O senhor deve recordar as críticas do Chevalier Dupin aos procedimentos da polícia parisiense, no episódio do orangotango. Ele ironizava o chefe de polícia dizendo-o “esperto demais para ser profundo” e que sua inteligência tinha apenas cabeça, e não corpo. E no caso da carta furtada, o ministro D. tinha qualidades de poeta e de matemático, porque se tivesse apenas estas últimas estaria às mãos da polícia, que tem esse tipo de raciocínio. 
 
Uma máquina-escritora, sem a inspiração divina do Espírito, e sem um corpo (incluo aqui todos os poderes de observação empática de outros seres humanos, como no caso dos jogadores de whist), não poderia ter a fagulha poética, criadora. Seria um mero mecanismo re-arranjador de frases previsíveis. 
 
O smartphone me dá um aviso vibratório e inicia a contagem regressiva de dez minutos. Ergo-me, despeço-me dele, desejo-lhe um dia produtivo de trabalho, pois não me escapou à vista, no outro extremo do sótão, a bancada coberta de folhas garatujadas, os tinteiros cheios, os porta-penas, os mata-borrões. O contrato me impede de questioná-lo a respeito do que está escrevendo, porque poderia produzir uma alteração no algoritmo. Nosso último aperto de mãos me recompensa com um olhar cálido, cheio de companheirismo. 
 
POE – Fico muito grato pela sua visita. Há tão poucas pessoas que me procuram hoje em dia. Brasil, não é mesmo?... Que surpreendente.
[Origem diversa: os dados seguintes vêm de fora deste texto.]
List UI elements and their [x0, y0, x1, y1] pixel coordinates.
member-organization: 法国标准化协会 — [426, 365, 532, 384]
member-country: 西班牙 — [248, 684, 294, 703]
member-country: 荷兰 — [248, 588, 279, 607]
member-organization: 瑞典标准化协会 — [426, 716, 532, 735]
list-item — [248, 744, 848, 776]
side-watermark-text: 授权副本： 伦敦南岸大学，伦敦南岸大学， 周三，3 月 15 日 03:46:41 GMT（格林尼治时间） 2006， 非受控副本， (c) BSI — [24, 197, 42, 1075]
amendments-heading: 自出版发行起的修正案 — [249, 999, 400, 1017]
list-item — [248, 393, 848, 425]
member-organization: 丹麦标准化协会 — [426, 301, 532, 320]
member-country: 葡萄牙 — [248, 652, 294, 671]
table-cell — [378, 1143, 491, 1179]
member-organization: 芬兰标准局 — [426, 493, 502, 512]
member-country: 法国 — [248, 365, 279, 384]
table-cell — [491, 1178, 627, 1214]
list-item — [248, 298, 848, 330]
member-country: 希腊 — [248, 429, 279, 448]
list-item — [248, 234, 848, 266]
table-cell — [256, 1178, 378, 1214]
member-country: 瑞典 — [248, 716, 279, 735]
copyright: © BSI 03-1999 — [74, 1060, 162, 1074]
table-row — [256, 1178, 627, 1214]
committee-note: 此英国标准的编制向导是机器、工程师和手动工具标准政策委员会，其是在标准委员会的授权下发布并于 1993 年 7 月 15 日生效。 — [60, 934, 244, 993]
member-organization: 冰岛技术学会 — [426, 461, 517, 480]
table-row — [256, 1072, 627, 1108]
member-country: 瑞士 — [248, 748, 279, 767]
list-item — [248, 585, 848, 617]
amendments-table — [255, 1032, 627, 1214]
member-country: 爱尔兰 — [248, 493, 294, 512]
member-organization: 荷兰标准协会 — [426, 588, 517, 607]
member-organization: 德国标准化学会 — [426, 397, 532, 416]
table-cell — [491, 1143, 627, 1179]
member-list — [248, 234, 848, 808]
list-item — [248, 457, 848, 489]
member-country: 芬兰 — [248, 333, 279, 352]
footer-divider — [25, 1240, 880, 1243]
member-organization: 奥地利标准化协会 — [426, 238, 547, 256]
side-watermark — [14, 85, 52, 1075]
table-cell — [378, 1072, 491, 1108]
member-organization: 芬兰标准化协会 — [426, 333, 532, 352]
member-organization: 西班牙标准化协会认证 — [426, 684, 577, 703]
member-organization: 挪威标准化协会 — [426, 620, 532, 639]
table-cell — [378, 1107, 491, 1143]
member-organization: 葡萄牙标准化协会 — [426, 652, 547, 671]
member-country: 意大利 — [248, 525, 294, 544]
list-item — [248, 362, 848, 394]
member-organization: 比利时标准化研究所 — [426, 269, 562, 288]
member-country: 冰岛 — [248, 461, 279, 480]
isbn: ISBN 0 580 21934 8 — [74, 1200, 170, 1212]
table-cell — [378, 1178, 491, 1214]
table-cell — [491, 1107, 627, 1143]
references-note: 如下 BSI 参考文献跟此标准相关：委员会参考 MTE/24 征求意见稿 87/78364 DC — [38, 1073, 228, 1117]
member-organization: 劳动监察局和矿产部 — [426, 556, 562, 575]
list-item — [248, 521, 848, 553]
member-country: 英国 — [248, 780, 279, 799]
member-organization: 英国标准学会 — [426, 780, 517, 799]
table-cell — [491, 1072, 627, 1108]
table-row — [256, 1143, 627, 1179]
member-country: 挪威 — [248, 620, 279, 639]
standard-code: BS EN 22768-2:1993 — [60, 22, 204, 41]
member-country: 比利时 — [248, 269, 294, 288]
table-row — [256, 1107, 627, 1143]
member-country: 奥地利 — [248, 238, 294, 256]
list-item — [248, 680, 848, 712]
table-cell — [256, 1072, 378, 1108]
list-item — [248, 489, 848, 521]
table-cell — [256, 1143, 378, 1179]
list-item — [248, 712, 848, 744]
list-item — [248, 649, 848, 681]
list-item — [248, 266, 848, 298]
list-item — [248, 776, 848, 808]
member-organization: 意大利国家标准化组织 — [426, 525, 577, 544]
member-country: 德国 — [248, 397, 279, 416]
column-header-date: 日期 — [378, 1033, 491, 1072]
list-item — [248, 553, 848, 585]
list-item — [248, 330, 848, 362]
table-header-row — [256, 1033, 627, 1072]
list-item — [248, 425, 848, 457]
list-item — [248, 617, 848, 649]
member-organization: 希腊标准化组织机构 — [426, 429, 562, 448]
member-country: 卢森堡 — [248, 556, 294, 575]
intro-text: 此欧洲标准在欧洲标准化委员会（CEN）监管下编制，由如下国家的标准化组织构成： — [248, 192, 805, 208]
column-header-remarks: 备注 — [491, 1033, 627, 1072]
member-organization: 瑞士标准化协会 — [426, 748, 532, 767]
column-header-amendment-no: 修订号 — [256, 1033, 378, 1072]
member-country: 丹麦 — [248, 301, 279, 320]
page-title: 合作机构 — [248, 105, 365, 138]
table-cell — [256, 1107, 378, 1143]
Bem, leve consigo minhas melhores lembranças aos meus leitores de Buenos Aires.
 
BT – Tem pelo menos dois, lá, e o admiram muito.
 
A escada íngreme e a funcionária atenciosa me conduzem de volta àquela rua pacata, àquele trecho de cidade sub species aeternitatis, àquela grama que não cresce, àquele sol que não aquece, ao céu daquele corvo que não crocita nunca mais.